Sınır boylarımızda Mehmetçiğimiz, Covid-19 virüsünden insanları kurtarmak uğruna sağlık çalışanlarımız şehit oldu. Göğümüz bildiğimiz yaşamdan, yıldız gibi kayıp geçtiler birer birer. Kadınlarımız, canice işlenmiş cinayete kurban oldular. Dövüldüler, sövüldüler, taciz edildiler, olmadı tecavüz edildiler, yakıldılar ve utanç alevimiz oldular. 2020 yılı, dünyanın bile yüzü suyu hürmetine döndüğü çocukları, yaşamdan koparıp bir odanın içine, laptopun ekranına kilitledi. Dünyanın anahtarını virüsün eline veren 2020, en zalim yıl oldu.

2021’in ilk günlerinde; asgari ücretin sefalet ücreti olduğunu, asgari ücretle birlikte gelen köprü, su, elektrik zamları, asgari ücret arttı deyip iğneden ipliğe, pazardan manava, markete, her şeye yeni etiket hazırlama fırsatçılığının devam ettiğini görüyoruz.  İşte bu yüzden ardımızda bıraktığımız yıldan farklı, güzel şeyler yaşayacağımıza dair umutlarımız yara alıyor.

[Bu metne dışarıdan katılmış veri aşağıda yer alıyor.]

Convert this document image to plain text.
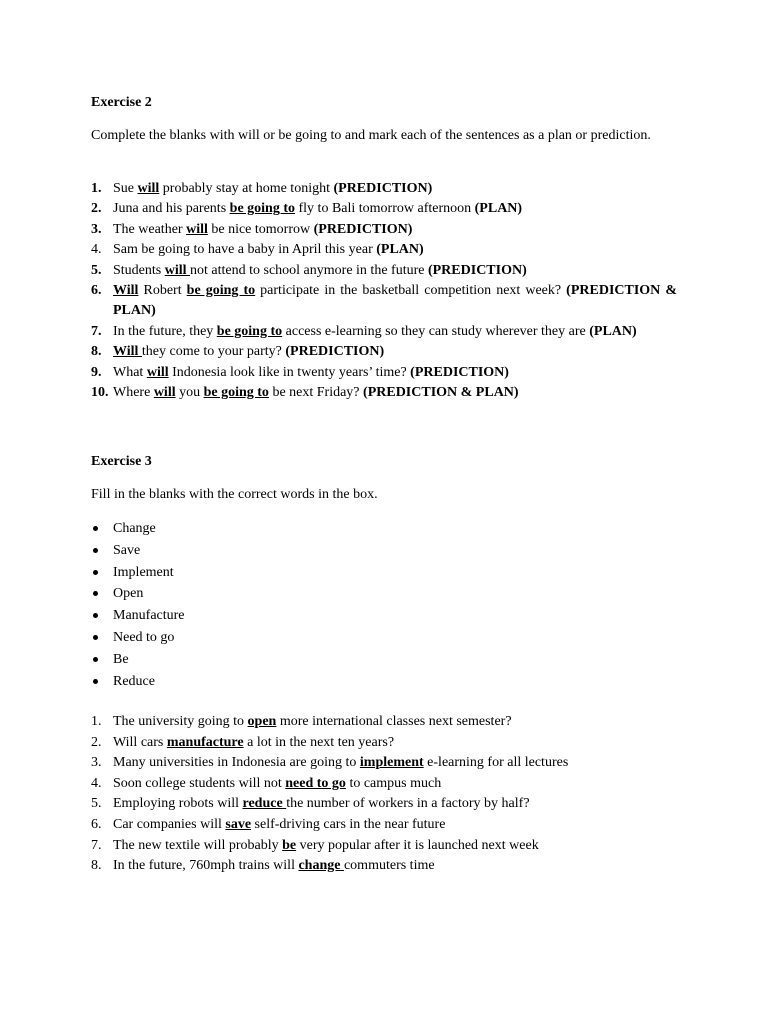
Exercise 2
Complete the blanks with will or be going to and mark each of the sentences as a plan or prediction.
1. Sue will probably stay at home tonight (PREDICTION)
2. Juna and his parents be going to fly to Bali tomorrow afternoon (PLAN)
3. The weather will be nice tomorrow (PREDICTION)
4. Sam be going to have a baby in April this year (PLAN)
5. Students will not attend to school anymore in the future (PREDICTION)
6. Will Robert be going to participate in the basketball competition next week? (PREDICTION & PLAN)
7. In the future, they be going to access e-learning so they can study wherever they are (PLAN)
8. Will they come to your party? (PREDICTION)
9. What will Indonesia look like in twenty years’ time? (PREDICTION)
10. Where will you be going to be next Friday? (PREDICTION & PLAN)
Exercise 3
Fill in the blanks with the correct words in the box.
Change
Save
Implement
Open
Manufacture
Need to go
Be
Reduce
1. The university going to open more international classes next semester?
2. Will cars manufacture a lot in the next ten years?
3. Many universities in Indonesia are going to implement e-learning for all lectures
4. Soon college students will not need to go to campus much
5. Employing robots will reduce the number of workers in a factory by half?
6. Car companies will save self-driving cars in the near future
7. The new textile will probably be very popular after it is launched next week
8. In the future, 760mph trains will change commuters time
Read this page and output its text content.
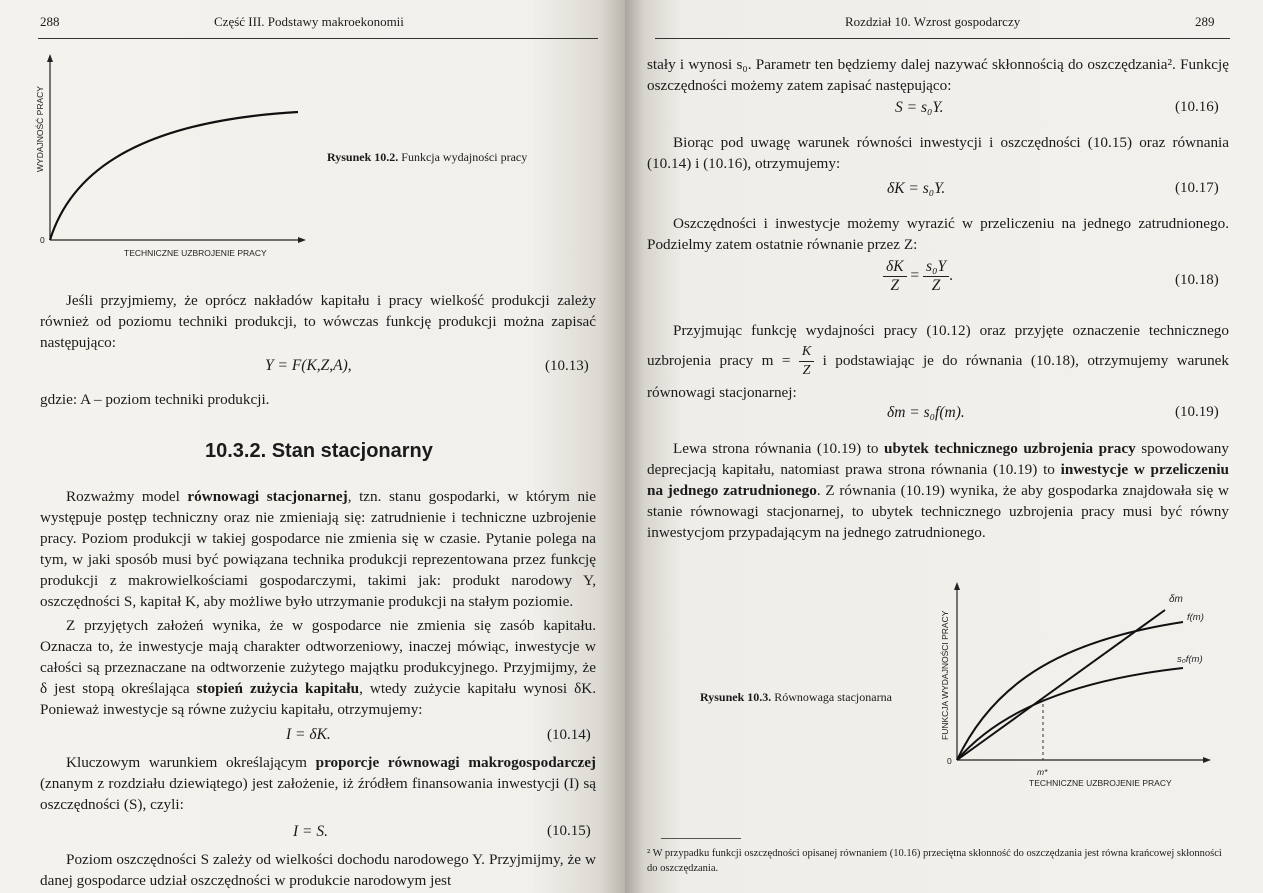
288	Część III. Podstawy makroekonomii
0
WYDAJNOŚĆ PRACY
TECHNICZNE UZBROJENIE PRACY
Rysunek 10.2. Funkcja wydajności pracy
Jeśli przyjmiemy, że oprócz nakładów kapitału i pracy wielkość produkcji zależy również od poziomu techniki produkcji, to wówczas funkcję produkcji można zapisać następująco:
Y = F(K,Z,A),	(10.13)
gdzie: A – poziom techniki produkcji.
10.3.2. Stan stacjonarny
Rozważmy model równowagi stacjonarnej, tzn. stanu gospodarki, w którym nie występuje postęp techniczny oraz nie zmieniają się: zatrudnienie i techniczne uzbrojenie pracy. Poziom produkcji w takiej gospodarce nie zmienia się w czasie. Pytanie polega na tym, w jaki sposób musi być powiązana technika produkcji reprezentowana przez funkcję produkcji z makrowielkościami gospodarczymi, takimi jak: produkt narodowy Y, oszczędności S, kapitał K, aby możliwe było utrzymanie produkcji na stałym poziomie.
Z przyjętych założeń wynika, że w gospodarce nie zmienia się zasób kapitału. Oznacza to, że inwestycje mają charakter odtworzeniowy, inaczej mówiąc, inwestycje w całości są przeznaczane na odtworzenie zużytego majątku produkcyjnego. Przyjmijmy, że δ jest stopą określająca stopień zużycia kapitału, wtedy zużycie kapitału wynosi δK. Ponieważ inwestycje są równe zużyciu kapitału, otrzymujemy:
I = δK.	(10.14)
Kluczowym warunkiem określającym proporcje równowagi makrogospodarczej (znanym z rozdziału dziewiątego) jest założenie, iż źródłem finansowania inwestycji (I) są oszczędności (S), czyli:
I = S.	(10.15)
Poziom oszczędności S zależy od wielkości dochodu narodowego Y. Przyjmijmy, że w danej gospodarce udział oszczędności w produkcie narodowym jest
Rozdział 10. Wzrost gospodarczy	289
stały i wynosi s₀. Parametr ten będziemy dalej nazywać skłonnością do oszczędzania². Funkcję oszczędności możemy zatem zapisać następująco:
S = s₀Y.	(10.16)
Biorąc pod uwagę warunek równości inwestycji i oszczędności (10.15) oraz równania (10.14) i (10.16), otrzymujemy:
δK = s₀Y.	(10.17)
Oszczędności i inwestycje możemy wyrazić w przeliczeniu na jednego zatrudnionego. Podzielmy zatem ostatnie równanie przez Z:
$\frac{\delta K}{Z} = \frac{\text{s₀Y}}{Z}$ .	(10.18)
Przyjmując funkcję wydajności pracy (10.12) oraz przyjęte oznaczenie technicznego uzbrojenia pracy $m = \frac{K}{Z}$ i podstawiając je do równania (10.18), otrzymujemy warunek równowagi stacjonarnej:
δm = s₀f(m).	(10.19)
Lewa strona równania (10.19) to ubytek technicznego uzbrojenia pracy spowodowany deprecjacją kapitału, natomiast prawa strona równania (10.19) to inwestycje w przeliczeniu na jednego zatrudnionego. Z równania (10.19) wynika, że aby gospodarka znajdowała się w stanie równowagi stacjonarnej, to ubytek technicznego uzbrojenia pracy musi być równy inwestycjom przypadającym na jednego zatrudnionego.
Rysunek 10.3. Równowaga stacjonarna
0
FUNKCJA WYDAJNOŚCI PRACY
m*
TECHNICZNE UZBROJENIE PRACY
δm
f(m)
s₀f(m)
² W przypadku funkcji oszczędności opisanej równaniem (10.16) przeciętna skłonność do oszczędzania jest równa krańcowej skłonności do oszczędzania.
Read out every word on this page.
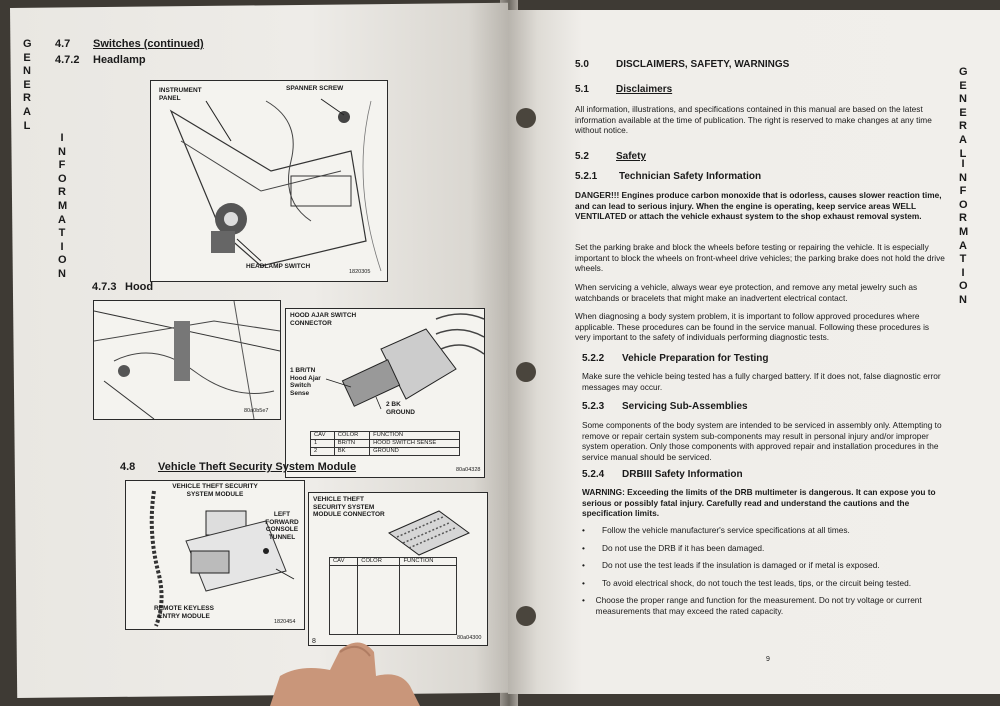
GENERAL
INFORMATION
4.7 Switches (continued)
4.7.2 Headlamp
INSTRUMENT PANEL
SPANNER SCREW
HEADLAMP SWITCH
1820305
4.7.3 Hood
80a0b5e7
HOOD AJAR SWITCH CONNECTOR
1 BR/TN Hood Ajar Switch Sense
2 BK GROUND
CAV	COLOR	FUNCTION
1	BR/TN	HOOD SWITCH SENSE
2	BK	GROUND
80a04328
4.8 Vehicle Theft Security System Module
VEHICLE THEFT SECURITY SYSTEM MODULE
LEFT FORWARD CONSOLE TUNNEL
REMOTE KEYLESS ENTRY MODULE
1820454
VEHICLE THEFT SECURITY SYSTEM MODULE CONNECTOR
CAV	COLOR	FUNCTION

80a04300
8
GENERAL
INFORMATION
5.0	DISCLAIMERS, SAFETY, WARNINGS
5.1	Disclaimers
All information, illustrations, and specifications contained in this manual are based on the latest information available at the time of publication. The right is reserved to make changes at any time without notice.
5.2	Safety
5.2.1 Technician Safety Information
DANGER!!! Engines produce carbon monoxide that is odorless, causes slower reaction time, and can lead to serious injury. When the engine is operating, keep service areas WELL VENTILATED or attach the vehicle exhaust system to the shop exhaust removal system.
Set the parking brake and block the wheels before testing or repairing the vehicle. It is especially important to block the wheels on front-wheel drive vehicles; the parking brake does not hold the drive wheels.
When servicing a vehicle, always wear eye protection, and remove any metal jewelry such as watchbands or bracelets that might make an inadvertent electrical contact.
When diagnosing a body system problem, it is important to follow approved procedures where applicable. These procedures can be found in the service manual. Following these procedures is very important to the safety of individuals performing diagnostic tests.
5.2.2 Vehicle Preparation for Testing
Make sure the vehicle being tested has a fully charged battery. If it does not, false diagnostic error messages may occur.
5.2.3 Servicing Sub-Assemblies
Some components of the body system are intended to be serviced in assembly only. Attempting to remove or repair certain system sub-components may result in personal injury and/or improper system operation. Only those components with approved repair and installation procedures in the service manual should be serviced.
5.2.4 DRBIII Safety Information
WARNING: Exceeding the limits of the DRB multimeter is dangerous. It can expose you to serious or possibly fatal injury. Carefully read and understand the cautions and the specification limits.
•	Follow the vehicle manufacturer's service specifications at all times.
•	Do not use the DRB if it has been damaged.
•	Do not use the test leads if the insulation is damaged or if metal is exposed.
•	To avoid electrical shock, do not touch the test leads, tips, or the circuit being tested.
•	Choose the proper range and function for the measurement. Do not try voltage or current measurements that may exceed the rated capacity.
9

Maalesef devam eden Covid-19, Çin aşısı yola çıktı muhabbetleri, yok daha gelmedi konuşmaları, umut veren geldi geliyor kandırmacaları, gelirse kimler aşı olacak soruları ile yaşamaya devam ediyoruz. Gelecek aşıya umut bağlayan insanlar -gazeteci, şarkıcı, manken- bazı isimlerin canlı yayında getirilen aşıları olmalarını izliyor. “Neden herkesten önce onlar aşı olabiliyor?” sorusuna "Onlar gönüllü." cevabını alıyor.  83 milyonluk ülkemizde kaç kişiye "Aşı gönüllüsü olur musun?" diye soruldu da gönüllülerin onlar olduğuna karar verildi? Halka sorulmaması, 2020 ile 2021 değişiminin sadece 0 ile 1’in yer değiştirmesinden ibaret olduğunu gösteriyor.

Kısaca 2021’in şu geçen beş gününe bakacak olursak eğer; yüzümüzü güldürecek, acılarımızı, korkumuzu giderecek bir gelişme olmadığını görüyoruz ama yine de umutlarımızı diri tutmaya çalışıyoruz.

Her şeye rağmen sevgi, güven, dayanışma, paylaşma, iyi niyet tohumlarımızı bu yıla bolca ekelim. Yeni düşmanların, düşmanlıkların, ayrışmaların, ötekileşmelerin yeşermesine ancak bu şekilde engel olabiliriz değil mi?

Ve en önemlisi de UNESCO'nun 2021 yılını sevgi, barış, hoşgörünün mimarı “Hacı Bektaş Veli Yılı” ilan ettiğini unutmayalım.

Bu yıl sevgimiz, en büyük silahımız olsun.